What you built is actually so great! Was also thinking of building something that makes blogging for less technical people easy without the downsides of a walled system.

Haven't heard of dev containers like that before, but cool to see that they can be used like that.

caboteria

I'm curious about the pros and cons of Cloudflare pages versus GitHub pages.
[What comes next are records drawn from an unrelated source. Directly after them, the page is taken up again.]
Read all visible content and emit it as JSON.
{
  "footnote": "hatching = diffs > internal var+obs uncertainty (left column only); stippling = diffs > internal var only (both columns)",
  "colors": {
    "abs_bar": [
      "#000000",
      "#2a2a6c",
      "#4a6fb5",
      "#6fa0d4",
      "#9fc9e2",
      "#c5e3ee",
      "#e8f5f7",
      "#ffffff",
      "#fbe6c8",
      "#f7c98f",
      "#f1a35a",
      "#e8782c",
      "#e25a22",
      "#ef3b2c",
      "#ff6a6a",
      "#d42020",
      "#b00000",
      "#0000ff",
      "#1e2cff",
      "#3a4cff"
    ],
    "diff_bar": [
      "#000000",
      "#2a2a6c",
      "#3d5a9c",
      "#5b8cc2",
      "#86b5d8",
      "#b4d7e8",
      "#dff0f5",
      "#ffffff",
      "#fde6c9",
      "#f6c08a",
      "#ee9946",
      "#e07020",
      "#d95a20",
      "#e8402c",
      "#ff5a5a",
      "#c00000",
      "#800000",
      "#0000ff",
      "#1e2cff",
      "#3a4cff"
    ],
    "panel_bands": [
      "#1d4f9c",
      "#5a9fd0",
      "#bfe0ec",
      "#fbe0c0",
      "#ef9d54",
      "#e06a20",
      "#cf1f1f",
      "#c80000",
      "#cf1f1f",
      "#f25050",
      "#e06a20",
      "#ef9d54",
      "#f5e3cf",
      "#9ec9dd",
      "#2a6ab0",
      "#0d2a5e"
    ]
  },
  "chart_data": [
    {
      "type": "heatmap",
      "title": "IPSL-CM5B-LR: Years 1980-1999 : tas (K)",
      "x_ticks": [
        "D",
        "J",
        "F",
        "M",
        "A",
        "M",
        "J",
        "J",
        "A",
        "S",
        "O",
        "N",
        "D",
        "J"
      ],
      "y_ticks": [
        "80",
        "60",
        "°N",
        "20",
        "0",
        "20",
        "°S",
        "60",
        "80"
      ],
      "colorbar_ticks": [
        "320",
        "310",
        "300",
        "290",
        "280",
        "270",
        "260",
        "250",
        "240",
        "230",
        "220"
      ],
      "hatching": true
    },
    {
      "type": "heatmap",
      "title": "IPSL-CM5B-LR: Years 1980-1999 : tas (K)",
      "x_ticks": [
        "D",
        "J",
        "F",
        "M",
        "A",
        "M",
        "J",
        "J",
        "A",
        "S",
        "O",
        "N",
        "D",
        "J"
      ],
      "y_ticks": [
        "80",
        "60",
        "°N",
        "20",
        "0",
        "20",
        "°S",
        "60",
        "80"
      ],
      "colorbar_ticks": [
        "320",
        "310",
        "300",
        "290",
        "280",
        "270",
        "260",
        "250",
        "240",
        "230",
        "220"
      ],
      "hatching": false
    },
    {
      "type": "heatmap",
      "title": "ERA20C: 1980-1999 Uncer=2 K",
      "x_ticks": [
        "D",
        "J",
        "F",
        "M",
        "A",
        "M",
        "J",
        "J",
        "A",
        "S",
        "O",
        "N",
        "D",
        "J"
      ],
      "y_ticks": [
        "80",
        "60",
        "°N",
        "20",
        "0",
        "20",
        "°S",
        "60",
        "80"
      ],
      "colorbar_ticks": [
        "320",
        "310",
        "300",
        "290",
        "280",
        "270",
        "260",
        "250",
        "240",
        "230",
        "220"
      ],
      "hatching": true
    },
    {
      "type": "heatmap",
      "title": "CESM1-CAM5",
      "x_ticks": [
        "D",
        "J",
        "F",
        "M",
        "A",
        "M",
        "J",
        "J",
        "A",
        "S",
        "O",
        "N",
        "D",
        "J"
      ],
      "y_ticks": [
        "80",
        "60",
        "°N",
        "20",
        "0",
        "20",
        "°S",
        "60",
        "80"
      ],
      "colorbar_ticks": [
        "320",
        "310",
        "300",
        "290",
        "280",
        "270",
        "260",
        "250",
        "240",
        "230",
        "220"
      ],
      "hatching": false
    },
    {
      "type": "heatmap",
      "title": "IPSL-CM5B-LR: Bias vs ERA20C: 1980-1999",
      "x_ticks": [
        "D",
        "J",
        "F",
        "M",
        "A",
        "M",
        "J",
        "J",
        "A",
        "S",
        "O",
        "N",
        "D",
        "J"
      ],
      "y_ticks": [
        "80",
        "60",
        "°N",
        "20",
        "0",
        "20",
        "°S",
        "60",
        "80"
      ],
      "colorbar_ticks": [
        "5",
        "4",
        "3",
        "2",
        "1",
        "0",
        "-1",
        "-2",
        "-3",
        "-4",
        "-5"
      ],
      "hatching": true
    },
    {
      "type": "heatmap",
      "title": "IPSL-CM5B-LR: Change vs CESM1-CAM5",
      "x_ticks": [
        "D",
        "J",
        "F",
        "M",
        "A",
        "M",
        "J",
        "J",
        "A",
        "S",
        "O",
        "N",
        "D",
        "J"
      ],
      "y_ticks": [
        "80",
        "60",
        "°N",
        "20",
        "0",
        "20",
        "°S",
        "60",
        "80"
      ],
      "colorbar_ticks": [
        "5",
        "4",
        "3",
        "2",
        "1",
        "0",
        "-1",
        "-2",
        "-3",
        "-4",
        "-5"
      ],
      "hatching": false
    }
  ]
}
Given that you're using GH as a repo, would it be simpler to also use it to serve pages?

seanwilson

https://docs.github.com/en/pages/getting-started-with-github...
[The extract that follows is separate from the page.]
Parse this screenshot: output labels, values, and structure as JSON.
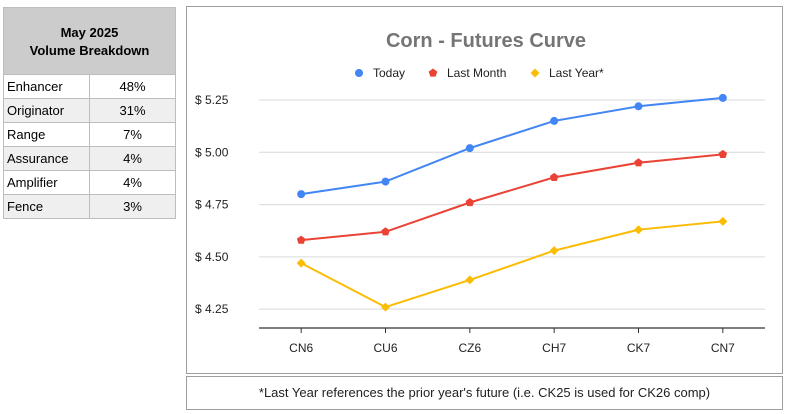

> GitHub Pages is not intended for or allowed to be used as a free web-hosting service to run your online business, e-commerce site, or any other website that is primarily directed at either facilitating commercial transactions or providing commercial software as a service (SaaS).

Not finding a similar mention for Cloudflare... commercial sites are fine there?

semi-extrinsic

The way I understand this is not that Github Pages can't be used for commercial purposes, but that it's not OK for something like ecommerce with many users every minute which generates a lot of load?

So a small company could host a static landing page with generic info and "contact us" etc., and that would be fine, I think?

It also mentions that breaking the rules will result in getting a "polite email suggesting ways to reduce load on Github".

flanbiscuit

So a personal website with a personal blog is ok then.

Curious though how it handles a surge in requests, like from being on the front-page of HN. But many open source projects host their doc pages with Github pages and some of those get a lot of traffic so I'm sure that it's not an issue

simonw

GitHub Pages runs everything through a Fastly CDN. You can tell like this:

  curl -i https://simonw.github.io/
I get this:

  HTTP/2 200 
  server: GitHub.com
  content-type: text/html; charset=utf-8
  permissions-policy: interest-cohort=()
  last-modified: Wed, 16 Nov 2022 21:38:29 GMT
  access-control-allow-origin: *
  etag: "63755855-299"
  expires: Wed, 23 Apr 2025 18:20:50 GMT
  cache-control: max-age=600
  x-proxy-cache: MISS
  x-github-request-id: 3D02:22250F:11BEDCA:123BE7A:68092D2A
  accept-ranges: bytes
  age: 0
  date: Wed, 23 Apr 2025 18:10:50 GMT
  via: 1.1 varnish
  x-served-by: cache-pao-kpao1770029-PAO
  x-cache: MISS
  x-cache-hits: 0
  x-timer: S1745431851.518299,VS0,VE110
  vary: Accept-Encoding
  x-fastly-request-id: 0df3187f050552dfde088fae8a6a83e0dde187f5
  content-length: 665
The x-fastly-request-id is the giveaway.

jerf

The "front page of HN" has not scaled like the rest of the computing hardware has scaled. The smallest VM you can get serving static content will yawn at the full power of an HN surge. Unless you have a very 200x-era bandwidth limit, or you're trying to be on the front page of HN with a 250MB web page (which does happen), it's not anything to be concerned about anymore.

ingav

I already have several other projects and DNS managed in Cloudflare, so it made sense to keep everything in one place. GitHub Pages would definitely work too.

igravious

Where in the process do you integrate your custom domain (ingau.me) ???

ingav

I connect the custom domain in the Cloudflare Pages dashboard. Once the site is deployed, you can assign a domain under Pages > Custom Domains, and since I already manage DNS in Cloudflare, it's just a couple of clicks to route it.

_joel

If you're using cloudflare already then it makes sense, closer to the edge and all that, plus there's integration to make that all very seamless from gh.

tjoff

Zero cost is an antifeature.

It is just centralizing the web. You can do a lot with a $4 droplet if a single board computer isn't your cup of tea. Not "buying" into icloud/cloudfare is alone worth that cost. Also much more meaningful stack to learn.

Nothing against the post/author, I just feel the creativity to "exploit" features of the giants that is put in place just to undermine alternatives is misplaced.